Costa Rica Los Santos Diez Pueblos

Los Santos is a stunning, mountainous zone in central-southern Costa Rica, in the province of San José. It encompasses the cantons of Dota, Leon Cortes Castro and Tarrazú—the latter of which is the most well-known and respected coffee area in Costa Rica.

In 2019, Tarrazú received a Denomination of Origin (DOE) certification, a legal distinction that, like Champagne in France, can only be applied to coffees from the area. For decades, a swath of these mountains — all benefitting from the same cool, humid climates, rich, volcanic soil, narrow valleys and lofty altitudes — were considered Tarrazú. The legal determination, however, is a decidedly smaller portion of the area.

Our new Los Santos Diez Pueblos, previously Tarrazú Don Roberto, has been renamed to reflect that change and to celebrate exactly where this coffee is from — which is exactly the same land and the same thousands of smallholder producers that it has always come from.

Diez Pueblos

Zona Los Santos (or, Valley of the Saints) is home to numerous small towns. However, 10 towns — San Marcos, San Lorenzo, San Carlos, Santa Maria, San Gerardo, San Pablo, San Andreas, San Isidro, Santa Cruz and (wait for it… ) Copey — hold most of its population and define its coffee culture, and so inspired our new brand.

We’re thrilled with the new logo (created by an artist in Costa Rica) and hope you’ll like it, too!

In these 10 towns, like in so much of Costa Rica, life revolves around the church, the soccer field and the town café. Coffee is also an enormous focus in these communities. It’s estimated that approximately 7,000 families in Los Santos typically produce about half a million bags of coffee each year.

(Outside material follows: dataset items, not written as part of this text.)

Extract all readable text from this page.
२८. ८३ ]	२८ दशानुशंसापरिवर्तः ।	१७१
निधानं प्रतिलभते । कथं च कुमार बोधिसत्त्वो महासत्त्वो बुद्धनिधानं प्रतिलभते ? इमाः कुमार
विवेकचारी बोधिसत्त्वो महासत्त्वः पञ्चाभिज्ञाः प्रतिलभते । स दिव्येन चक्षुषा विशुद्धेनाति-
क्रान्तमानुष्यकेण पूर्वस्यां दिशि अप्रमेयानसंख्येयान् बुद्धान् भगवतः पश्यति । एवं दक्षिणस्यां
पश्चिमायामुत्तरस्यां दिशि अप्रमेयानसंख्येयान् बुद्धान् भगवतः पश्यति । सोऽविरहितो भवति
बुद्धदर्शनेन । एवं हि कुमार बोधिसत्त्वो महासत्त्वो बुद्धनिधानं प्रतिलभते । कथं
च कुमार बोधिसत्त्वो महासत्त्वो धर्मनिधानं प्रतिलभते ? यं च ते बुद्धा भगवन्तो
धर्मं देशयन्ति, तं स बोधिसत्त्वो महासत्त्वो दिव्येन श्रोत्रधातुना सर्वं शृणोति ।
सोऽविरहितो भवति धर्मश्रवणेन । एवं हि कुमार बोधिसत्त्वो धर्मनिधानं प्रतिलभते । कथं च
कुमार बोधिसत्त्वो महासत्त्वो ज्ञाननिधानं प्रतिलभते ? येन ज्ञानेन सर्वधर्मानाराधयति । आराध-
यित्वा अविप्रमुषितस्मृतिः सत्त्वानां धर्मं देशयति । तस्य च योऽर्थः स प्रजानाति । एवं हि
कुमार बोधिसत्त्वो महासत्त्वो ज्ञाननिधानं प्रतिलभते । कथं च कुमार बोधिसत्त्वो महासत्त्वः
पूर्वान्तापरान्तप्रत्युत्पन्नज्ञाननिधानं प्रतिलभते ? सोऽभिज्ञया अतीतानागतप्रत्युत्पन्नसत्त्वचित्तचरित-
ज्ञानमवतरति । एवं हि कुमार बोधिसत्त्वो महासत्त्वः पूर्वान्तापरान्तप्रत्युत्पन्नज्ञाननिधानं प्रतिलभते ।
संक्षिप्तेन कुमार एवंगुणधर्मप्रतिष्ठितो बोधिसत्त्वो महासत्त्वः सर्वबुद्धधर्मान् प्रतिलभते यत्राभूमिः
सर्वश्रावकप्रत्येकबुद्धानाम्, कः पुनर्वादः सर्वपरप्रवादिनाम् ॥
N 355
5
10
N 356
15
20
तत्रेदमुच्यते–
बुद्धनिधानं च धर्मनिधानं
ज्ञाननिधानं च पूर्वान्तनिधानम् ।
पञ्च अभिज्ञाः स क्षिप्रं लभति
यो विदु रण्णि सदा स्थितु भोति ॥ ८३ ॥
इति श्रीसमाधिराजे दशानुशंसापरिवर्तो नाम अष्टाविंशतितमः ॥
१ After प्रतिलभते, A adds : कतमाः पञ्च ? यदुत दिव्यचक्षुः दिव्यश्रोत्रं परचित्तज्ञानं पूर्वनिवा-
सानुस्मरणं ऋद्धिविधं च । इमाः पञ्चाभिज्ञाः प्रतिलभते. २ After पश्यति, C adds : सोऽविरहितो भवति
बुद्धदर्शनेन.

How does coffee production work in Costa Rica? Our colleague Diego Guardia, at NKG export company Ceca, explains in this webinar.

Coffee Processing

This coffee was hand picked by smallholder producers and delivered, at the end of the harvest day, to either the Palmichal micromill or two other nearby mills. Throughout the night, the coffee was de-pulped and washed. It was later dried on patios and finally mechanically dried at low temperatures and with steady airflow.

Our colleagues at NKG export company Ceca developed this coffee for InterAmerican and each year deliver a cup that meets the same profile: Sweet and balanced, creamy body, bright acidity, and notes of milk chocolate, citrus and caramel.